The Post understands that Oliver and Muru-Lanning were made redundant and the remaining two chose to resign immediately after.
Metro’s new general manager Julia Barnes confirmed to The Post last month that the magazine was “making changes to protect [its] long-term sustainability”.
However, she did not address questions about a proposed restructure, or whether any roles had been disestablished.
“Print magazines are tough, but we’re committed to Metro’s future,” said Barnes at the time.
Metro’s chairperson Sam Johnson, a projects director at Still, the magazine’s owners, told the NZ Herald that “guest editors” would fill the gap until the “finances [are] back into a position where we can afford full-time staff”.

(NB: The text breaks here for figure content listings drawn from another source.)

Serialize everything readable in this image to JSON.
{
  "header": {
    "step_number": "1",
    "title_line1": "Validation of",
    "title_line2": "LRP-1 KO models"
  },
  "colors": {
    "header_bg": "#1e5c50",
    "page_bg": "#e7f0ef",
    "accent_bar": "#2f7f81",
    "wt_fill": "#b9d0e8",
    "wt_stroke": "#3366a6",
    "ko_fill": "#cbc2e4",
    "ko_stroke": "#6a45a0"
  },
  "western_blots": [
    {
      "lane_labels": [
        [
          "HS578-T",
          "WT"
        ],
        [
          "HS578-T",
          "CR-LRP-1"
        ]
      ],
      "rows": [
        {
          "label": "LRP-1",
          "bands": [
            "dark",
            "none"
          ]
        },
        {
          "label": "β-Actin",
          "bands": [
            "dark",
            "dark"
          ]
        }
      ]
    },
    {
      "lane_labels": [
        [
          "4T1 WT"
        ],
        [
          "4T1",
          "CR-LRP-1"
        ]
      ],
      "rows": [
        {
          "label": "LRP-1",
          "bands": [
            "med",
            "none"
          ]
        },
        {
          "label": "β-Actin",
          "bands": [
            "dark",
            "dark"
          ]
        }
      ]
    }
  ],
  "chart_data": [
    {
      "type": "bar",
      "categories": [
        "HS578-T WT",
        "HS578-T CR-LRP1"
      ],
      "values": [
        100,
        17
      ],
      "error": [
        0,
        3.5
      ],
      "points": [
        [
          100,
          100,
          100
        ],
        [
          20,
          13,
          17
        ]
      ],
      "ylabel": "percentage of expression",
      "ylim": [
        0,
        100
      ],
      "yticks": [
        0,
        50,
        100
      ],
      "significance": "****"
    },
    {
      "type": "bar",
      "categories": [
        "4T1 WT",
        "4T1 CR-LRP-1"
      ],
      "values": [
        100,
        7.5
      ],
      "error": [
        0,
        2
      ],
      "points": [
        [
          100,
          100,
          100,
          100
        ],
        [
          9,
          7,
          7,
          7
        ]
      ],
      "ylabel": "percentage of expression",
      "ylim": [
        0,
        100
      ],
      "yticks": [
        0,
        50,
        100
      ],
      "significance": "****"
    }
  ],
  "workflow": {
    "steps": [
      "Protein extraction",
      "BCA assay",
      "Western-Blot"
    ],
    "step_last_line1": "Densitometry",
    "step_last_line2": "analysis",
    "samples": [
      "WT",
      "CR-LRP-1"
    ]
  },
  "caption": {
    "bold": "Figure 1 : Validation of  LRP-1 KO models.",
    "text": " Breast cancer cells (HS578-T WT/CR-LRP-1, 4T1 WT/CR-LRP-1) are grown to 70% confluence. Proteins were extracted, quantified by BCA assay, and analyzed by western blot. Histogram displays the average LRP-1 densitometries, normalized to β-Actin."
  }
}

Former Metro editor Simon Wilson, now a writer for NZ Herald, previously told The Post that removing an editor in favour of guest editors was a “tactic” sometimes used by magazine publishers.
“Before I was at Metro, [the] Metro and North & South editors were made redundant and they had … senior writers in a kind of managerial role where they weren't called editors. That lasted for a little while, and then they made editors again,” he said.
“When I was at Cuisine, I was made redundant from there because they decided … ‘we don't think we need an editor’.”
Metro still had an important role to play in Auckland, he believed.
“I think Henry [Oliver] has done a remarkable job. I think I did a good job in my time, but publishing, the city, media have all moved on - and Henry's moved with them in ways that are, I think, exciting and invigorating,” he said.
Metro is a fixture of news stands in Auckland, having first been published in the early 1980s under the editorship of Warwick Roger, who died in 2018.
The magazine was caught up in the closure of Bauer Media during the Covid-19 pandemic and briefly ceased publication before being rescued by entrepreneur Simon Chesterman and relaunched as a glossy quarterly magazine.
It was again sold in 2023, this time to investment firm Still, a company with an ambitious aim to acquire or launch 100 local businesses in the next decade.
At the time, its chief executive, rich-lister Hideaki Fukutake, described Metro as an important cultural icon in New Zealand.